Yeme bozukluklarında çarpıtılmış düşünceler kişinin değerlendirme yetisini bozar. Kilo alma korkusu, yemek yerken kontrolü kaybedeceğine ilişkin düşünceler kişinin düzgün düşünmesini engeller bunun sonucunda duygusal ve davranışsal olarak problem yaşarlar. Yeme bozuklukları psikolojik rahatsızlık olarak değerlendirilir ancak tedavi edilmediği durumlarda ölümcül olabilirler. Kişinin fiziksel sağlığını bozacak düzeyde etkiler gösterebilirler; kardiyak rahatsızlıklar, kemik yoğunluğunun azalması, vücut için elzem olan sodyum potasyum dengelerinin bozulması, cilt problemleri, hormonal problemler, laksatif kullanımına bağlı boşaltım sistemi rahatsızlıkları, vitamin eksiklikleri vd…
Yeme bozuklukları diğer psikolojik rahatsızlıklarla da ilişkilidir. Anoreksiya nervoza, bulimia nervoza, tıkınırcasına yeme, kısıtlı kaçıngan yiyecek alım bozukluğu gibi bazı yeme bozuklukları depresif belirtilerle birlikte yaşanabilir. Dopaminerjik ve serotonerjik mekanizmaların etkilendiği bu bozukluklarda kişi depresyon tanısı alabilecek nitelikte semptomlar yaşayabilir.
Ayrıca obsesif kompulsif bozukluk, kaygı bozukluğu, düşük öz saygı, dürtü kontrolünde sorunların görülme ihtimali vardır. Yeme bozuklukların tedavisinde yalnızca bir ilaç tedavisi söz konusu değildir. ilaçlar psikoterapi sürecinde kullanılır bu rahatsızlıkların tedavisinde mutlaka terapi süreci gerekir. Bazı zor durumlarda ileri düzey bozukluklarda kişinin aşırı kilo kaybı, fiziksel sağlığının tehlikeye girmesi, sürekli kusması, genel durumunun iyi olmaması gibi koşullarda yatarak tedaviye ihtiyaç duyulabilir.
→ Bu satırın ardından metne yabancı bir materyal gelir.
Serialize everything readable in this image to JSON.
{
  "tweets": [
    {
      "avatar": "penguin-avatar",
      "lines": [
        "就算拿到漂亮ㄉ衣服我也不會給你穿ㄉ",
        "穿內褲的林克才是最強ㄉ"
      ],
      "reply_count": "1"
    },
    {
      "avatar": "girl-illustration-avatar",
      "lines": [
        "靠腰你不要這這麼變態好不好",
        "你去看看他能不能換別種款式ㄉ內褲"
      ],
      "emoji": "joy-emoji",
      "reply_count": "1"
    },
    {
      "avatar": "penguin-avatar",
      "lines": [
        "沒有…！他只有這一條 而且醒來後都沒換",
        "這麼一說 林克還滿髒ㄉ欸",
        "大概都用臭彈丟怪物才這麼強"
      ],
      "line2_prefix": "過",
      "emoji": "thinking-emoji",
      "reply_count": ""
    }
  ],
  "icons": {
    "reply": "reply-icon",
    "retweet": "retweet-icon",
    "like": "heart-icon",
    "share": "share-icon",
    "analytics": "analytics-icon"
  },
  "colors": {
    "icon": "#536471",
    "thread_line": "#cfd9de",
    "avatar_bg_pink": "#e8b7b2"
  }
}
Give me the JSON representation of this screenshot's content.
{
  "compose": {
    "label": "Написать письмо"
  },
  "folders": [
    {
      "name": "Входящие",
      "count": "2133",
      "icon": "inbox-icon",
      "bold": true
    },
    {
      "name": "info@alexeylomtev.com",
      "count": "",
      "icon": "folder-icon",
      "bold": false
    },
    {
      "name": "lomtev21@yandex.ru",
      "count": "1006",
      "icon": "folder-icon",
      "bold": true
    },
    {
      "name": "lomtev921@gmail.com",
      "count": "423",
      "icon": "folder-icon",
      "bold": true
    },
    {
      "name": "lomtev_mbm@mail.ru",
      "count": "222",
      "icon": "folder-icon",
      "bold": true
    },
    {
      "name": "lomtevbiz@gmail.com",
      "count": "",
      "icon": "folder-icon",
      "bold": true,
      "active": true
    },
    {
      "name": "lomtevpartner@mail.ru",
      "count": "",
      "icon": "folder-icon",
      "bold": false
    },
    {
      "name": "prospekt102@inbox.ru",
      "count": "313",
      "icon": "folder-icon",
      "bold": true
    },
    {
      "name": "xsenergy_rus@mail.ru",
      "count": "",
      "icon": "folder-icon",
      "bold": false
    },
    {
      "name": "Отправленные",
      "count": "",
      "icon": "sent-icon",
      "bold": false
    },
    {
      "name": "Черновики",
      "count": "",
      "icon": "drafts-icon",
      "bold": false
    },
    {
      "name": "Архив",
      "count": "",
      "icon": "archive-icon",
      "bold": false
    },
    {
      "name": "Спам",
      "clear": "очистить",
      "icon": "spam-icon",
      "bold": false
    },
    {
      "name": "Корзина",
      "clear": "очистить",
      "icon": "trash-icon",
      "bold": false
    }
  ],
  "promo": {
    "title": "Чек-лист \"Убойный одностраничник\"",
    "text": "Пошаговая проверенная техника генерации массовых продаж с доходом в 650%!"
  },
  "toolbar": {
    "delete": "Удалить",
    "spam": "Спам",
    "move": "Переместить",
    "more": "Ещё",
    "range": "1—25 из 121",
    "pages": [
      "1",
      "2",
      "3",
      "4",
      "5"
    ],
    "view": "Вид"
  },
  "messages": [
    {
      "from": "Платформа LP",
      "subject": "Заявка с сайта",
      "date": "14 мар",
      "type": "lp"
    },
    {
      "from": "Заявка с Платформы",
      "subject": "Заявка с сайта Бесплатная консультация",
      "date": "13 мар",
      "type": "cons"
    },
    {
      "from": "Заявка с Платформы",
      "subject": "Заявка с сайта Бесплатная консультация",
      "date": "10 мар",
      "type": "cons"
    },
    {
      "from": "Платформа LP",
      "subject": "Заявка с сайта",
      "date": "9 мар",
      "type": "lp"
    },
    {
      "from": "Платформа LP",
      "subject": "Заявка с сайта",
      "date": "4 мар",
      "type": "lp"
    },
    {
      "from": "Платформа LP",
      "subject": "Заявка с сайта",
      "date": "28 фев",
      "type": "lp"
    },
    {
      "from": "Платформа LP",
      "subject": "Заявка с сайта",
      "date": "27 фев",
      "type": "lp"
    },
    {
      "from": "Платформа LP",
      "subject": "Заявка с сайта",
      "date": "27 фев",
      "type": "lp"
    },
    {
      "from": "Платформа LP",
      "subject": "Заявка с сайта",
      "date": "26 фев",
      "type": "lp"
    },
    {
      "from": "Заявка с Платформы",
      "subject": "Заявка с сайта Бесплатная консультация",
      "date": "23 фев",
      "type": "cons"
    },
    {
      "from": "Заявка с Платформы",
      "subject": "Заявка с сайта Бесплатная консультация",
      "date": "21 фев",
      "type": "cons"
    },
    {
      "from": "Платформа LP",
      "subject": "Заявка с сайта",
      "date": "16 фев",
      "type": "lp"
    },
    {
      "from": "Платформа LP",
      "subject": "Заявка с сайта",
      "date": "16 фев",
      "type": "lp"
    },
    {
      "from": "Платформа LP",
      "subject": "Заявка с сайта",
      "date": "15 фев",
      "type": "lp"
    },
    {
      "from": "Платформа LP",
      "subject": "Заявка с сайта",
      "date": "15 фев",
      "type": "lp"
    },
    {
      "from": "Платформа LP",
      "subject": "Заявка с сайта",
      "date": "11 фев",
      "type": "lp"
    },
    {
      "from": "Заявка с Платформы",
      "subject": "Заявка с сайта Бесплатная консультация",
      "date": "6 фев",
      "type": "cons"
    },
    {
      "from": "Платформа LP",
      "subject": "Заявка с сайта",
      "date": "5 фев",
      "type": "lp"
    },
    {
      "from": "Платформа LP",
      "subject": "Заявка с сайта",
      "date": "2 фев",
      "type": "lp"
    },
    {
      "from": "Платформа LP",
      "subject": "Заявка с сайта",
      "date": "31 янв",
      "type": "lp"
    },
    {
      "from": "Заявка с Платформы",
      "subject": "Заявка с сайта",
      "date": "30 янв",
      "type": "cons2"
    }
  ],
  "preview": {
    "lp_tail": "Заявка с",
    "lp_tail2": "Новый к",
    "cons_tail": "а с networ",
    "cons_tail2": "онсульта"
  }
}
Uzman doktorlar tarafından takip edilmesi gerekir. Kişinin sağlıklı bir kiloya ulaşması, sağlıklı bir yeme düzeni oluşturması ve takip edebilmesi, sağlığının toparlanması iyi bir gidişat göstergesidir. Terapi süreciyle birlikte kişinin sıkıntı yaşadığı diğer alanlar hedeflenir, yeme ile ilişkisinin düzelmesi, psikolojik ve sosyal iyi oluş hedeflenir. Yeme bozuklukları ciddi rahatsızlıklardır ve yardım alınması gerekir. Bu konu hakkında bir uzmana danışmak ve birlikte yol haritası oluşturmak çok önemlidir.